Fulgencio participó de joven, en los años 80, en pruebas de tierra, para pasar años más tarde a los clásicos.
photo_camera Fulgencio participó de joven, en los años 80, en pruebas de tierra, para pasar años más tarde a los clásicos.
"Mi ilusión siempre fueron los coches, sobre todo, los 1430 y 124, recuperarlos, arreglarlos y lo que más, el conducirlos"

Vinculado toda su vida profesional al mundo de la madera, Fulgencio Vázquez González natural de Carballedo (Lugo), pero afincado en Ourense, compagina su trabajo de ebanista con su afición por los coches y muy especialmente de los Seat 124. Una afición que se inició en la vía deportiva, tomando parte en diferentes pruebas en circuitos sobre tierra a finales de los años 80, coincidiendo con nombres como Gurriarán, Jaime, Chonqueiro o con Ares (padre) y, por supuesto, montado en un Seat.

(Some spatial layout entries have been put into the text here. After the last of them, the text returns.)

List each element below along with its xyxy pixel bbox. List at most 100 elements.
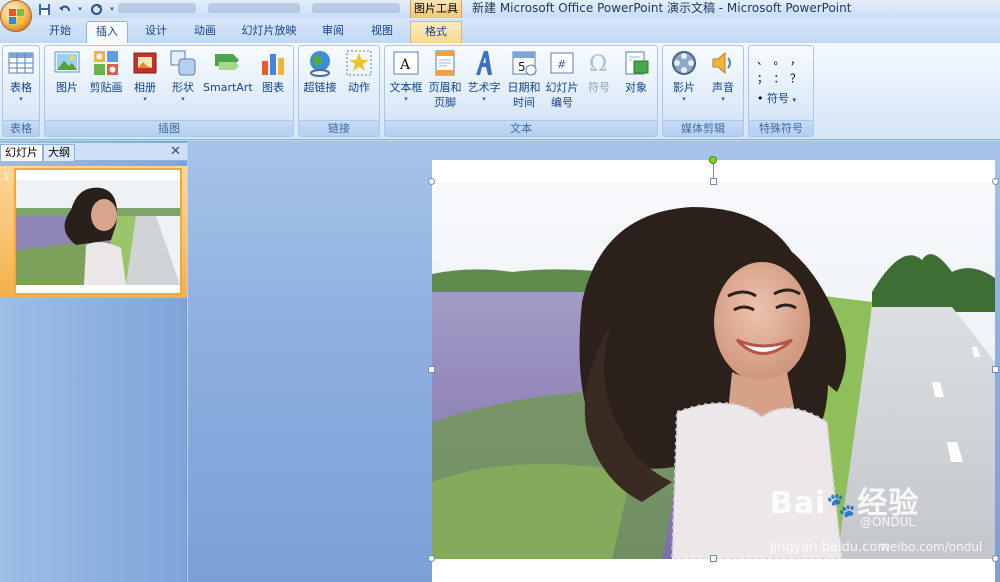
slide-number-label-2: 编号 — [551, 96, 573, 109]
group-label-illustrations: 插图 — [45, 120, 293, 136]
chevron-down-icon: ▾ — [181, 95, 185, 103]
undo-icon[interactable] — [56, 2, 72, 16]
close-icon[interactable]: ✕ — [170, 144, 181, 159]
redo-icon[interactable] — [88, 2, 104, 16]
symbol-button[interactable]: Ω 符号 — [581, 49, 617, 95]
special-symbol-button[interactable]: • 符号 ▾ — [757, 90, 796, 106]
object-label: 对象 — [625, 81, 647, 94]
action-button[interactable]: 动作 — [341, 49, 377, 95]
textbox-button[interactable]: A 文本框 ▾ — [387, 49, 425, 103]
datetime-label-1: 日期和 — [507, 81, 541, 94]
picture-icon — [53, 49, 81, 77]
photo-credit-url: weibo.com/ondul — [880, 540, 983, 554]
rotation-handle[interactable] — [709, 156, 717, 164]
tab-view[interactable]: 视图 — [360, 21, 404, 43]
resize-handle-bottom-left[interactable] — [428, 555, 435, 562]
tab-outline[interactable]: 大纲 — [43, 144, 75, 161]
resize-handle-top-left[interactable] — [428, 178, 435, 185]
picture-tools-label: 图片工具 — [410, 0, 462, 18]
special-symbols-row-2[interactable]: ； ： ？ — [757, 70, 802, 86]
tab-design[interactable]: 设计 — [134, 21, 178, 43]
svg-text:A: A — [399, 57, 411, 73]
movie-button[interactable]: 影片 ▾ — [665, 49, 703, 103]
slide-number-button[interactable]: # 幻灯片 编号 — [543, 49, 581, 110]
group-label-media: 媒体剪辑 — [663, 120, 743, 136]
save-icon[interactable] — [36, 2, 52, 16]
svg-text:#: # — [557, 58, 566, 71]
resize-handle-bottom[interactable] — [710, 555, 717, 562]
special-symbol-label: 符号 — [767, 92, 789, 105]
tab-animation[interactable]: 动画 — [183, 21, 227, 43]
sound-label: 声音 — [712, 81, 734, 94]
wordart-icon — [470, 49, 498, 77]
object-button[interactable]: 对象 — [617, 49, 655, 95]
group-label-tables: 表格 — [3, 120, 39, 136]
customize-qat-icon[interactable]: ▾ — [108, 2, 116, 16]
clipart-icon — [92, 49, 120, 77]
header-footer-icon — [431, 49, 459, 77]
pane-tabs: 幻灯片 大纲 ✕ — [0, 143, 187, 161]
window-title: 新建 Microsoft Office PowerPoint 演示文稿 - Mi… — [472, 1, 852, 15]
textbox-label: 文本框 — [389, 81, 423, 94]
photo-album-button[interactable]: 相册 ▾ — [127, 49, 163, 103]
table-label: 表格 — [10, 81, 32, 94]
slide-number-icon: # — [548, 49, 576, 77]
slide-thumbnail[interactable] — [14, 168, 182, 295]
smartart-icon — [213, 49, 241, 77]
wordart-label: 艺术字 — [467, 81, 501, 94]
tab-review[interactable]: 审阅 — [311, 21, 355, 43]
photo-album-label: 相册 — [134, 81, 156, 94]
sound-button[interactable]: 声音 ▾ — [705, 49, 741, 103]
special-symbols-row-1[interactable]: 、 。 ， — [757, 52, 802, 68]
symbol-label: 符号 — [588, 81, 610, 94]
picture-button[interactable]: 图片 — [49, 49, 85, 95]
header-footer-button[interactable]: 页眉和 页脚 — [425, 49, 465, 110]
smartart-button[interactable]: SmartArt — [203, 49, 253, 95]
resize-handle-left[interactable] — [428, 366, 435, 373]
tab-slideshow[interactable]: 幻灯片放映 — [233, 21, 305, 43]
tab-slides[interactable]: 幻灯片 — [0, 144, 43, 161]
chevron-down-icon: ▾ — [19, 95, 23, 103]
dropdown-icon[interactable]: ▾ — [76, 2, 84, 16]
action-label: 动作 — [348, 81, 370, 94]
ribbon-tab-row: 开始 插入 设计 动画 幻灯片放映 审阅 视图 格式 — [0, 18, 1000, 43]
clipart-button[interactable]: 剪贴画 — [87, 49, 125, 95]
slide-number: 1 — [3, 172, 10, 183]
tab-insert[interactable]: 插入 — [86, 21, 128, 43]
slide-number-label-1: 幻灯片 — [545, 81, 579, 94]
office-button[interactable] — [0, 0, 32, 32]
header-footer-label-1: 页眉和 — [428, 81, 462, 94]
textbox-icon: A — [392, 49, 420, 77]
chart-label: 图表 — [262, 81, 284, 94]
photo-album-icon — [131, 49, 159, 77]
resize-handle-right[interactable] — [992, 366, 999, 373]
chevron-down-icon: ▾ — [682, 95, 686, 103]
chevron-down-icon: ▾ — [143, 95, 147, 103]
datetime-label-2: 时间 — [513, 96, 535, 109]
tab-home[interactable]: 开始 — [38, 21, 82, 43]
wordart-button[interactable]: 艺术字 ▾ — [465, 49, 503, 103]
group-text: A 文本框 ▾ 页眉和 页脚 艺术字 ▾ 5 日期和 时间 # 幻灯片 编号 Ω… — [384, 45, 658, 137]
group-links: 超链接 动作 链接 — [298, 45, 380, 137]
speaker-icon — [709, 49, 737, 77]
header-footer-label-2: 页脚 — [434, 96, 456, 109]
table-icon — [7, 49, 35, 77]
action-star-icon — [345, 49, 373, 77]
resize-handle-top-right[interactable] — [992, 178, 999, 185]
datetime-button[interactable]: 5 日期和 时间 — [505, 49, 543, 110]
chevron-down-icon: ▾ — [792, 96, 797, 104]
group-illustrations: 图片 剪贴画 相册 ▾ 形状 ▾ SmartArt 图表 插图 — [44, 45, 294, 137]
blurred-window-tabs — [118, 3, 408, 15]
watermark-brand: Bai — [770, 486, 827, 521]
group-media: 影片 ▾ 声音 ▾ 媒体剪辑 — [662, 45, 744, 137]
hyperlink-button[interactable]: 超链接 — [301, 49, 339, 95]
table-button[interactable]: 表格 ▾ — [5, 49, 37, 103]
resize-handle-bottom-right[interactable] — [992, 555, 999, 562]
chart-button[interactable]: 图表 — [255, 49, 291, 95]
shapes-button[interactable]: 形状 ▾ — [165, 49, 201, 103]
chevron-down-icon: ▾ — [404, 95, 408, 103]
chart-icon — [259, 49, 287, 77]
resize-handle-top[interactable] — [710, 178, 717, 185]
calendar-icon: 5 — [510, 49, 538, 77]
tab-format[interactable]: 格式 — [410, 21, 462, 43]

En los comienzos de los años 90 recuperó el Seat 1430 que había sido de su padre, el cual, una vez reparado, lo utilizó a diario tanto para su trabajo como para el ocio, realizando más de 30.000 km al año. Una salida de carretera hizo que Fulgencio tuviese que hacerse con una nueva carrocería, encontrándola en Madrid. Esto le llevó a convertir el 1430 en un 124, en el cual realizó numerosas mejoras y utilizándolo actualmente para dar un paseo, o asistir a concentraciones por toda España.

¿Qué destacarías del Seat 124?

Sobre todo su conducción a la vieja usanza, el "jugar" con su cambio, su potencia y sus dóciles reacciones, ofrecen una conducción muy divertida, además careciendo de cualquier tipo de ayuda. Cuando participé en la tierra, compré un autoblocante y era incapaz de conducir el coche, hasta que "Chumbo" descubrió que estaba graduado al 80%, cuando lo normal sería al 40%, pero ya había casi aprendido a llevarlo a base de mucho brazo.

¿Cómo nace su afición por los clásicos de Seat?

Siempre me gustaron los coches, Cuando mi padre se hizo con el 1430, un modelo que era muy llamativo, y con el carnet de conducir recién sacado, no desperdiciaba ocasión para poder ponerme al volante. En aquella época conocí a Norberto García, el cual años después fundó en Madrid el Club Nacional Seat 124, 1430 y 124 Sport, del cual soy el socio número 62 de más de 1.700 afiliados en la actualidad. Esto me llevó a entrar en este "mundillo" en el que continuo.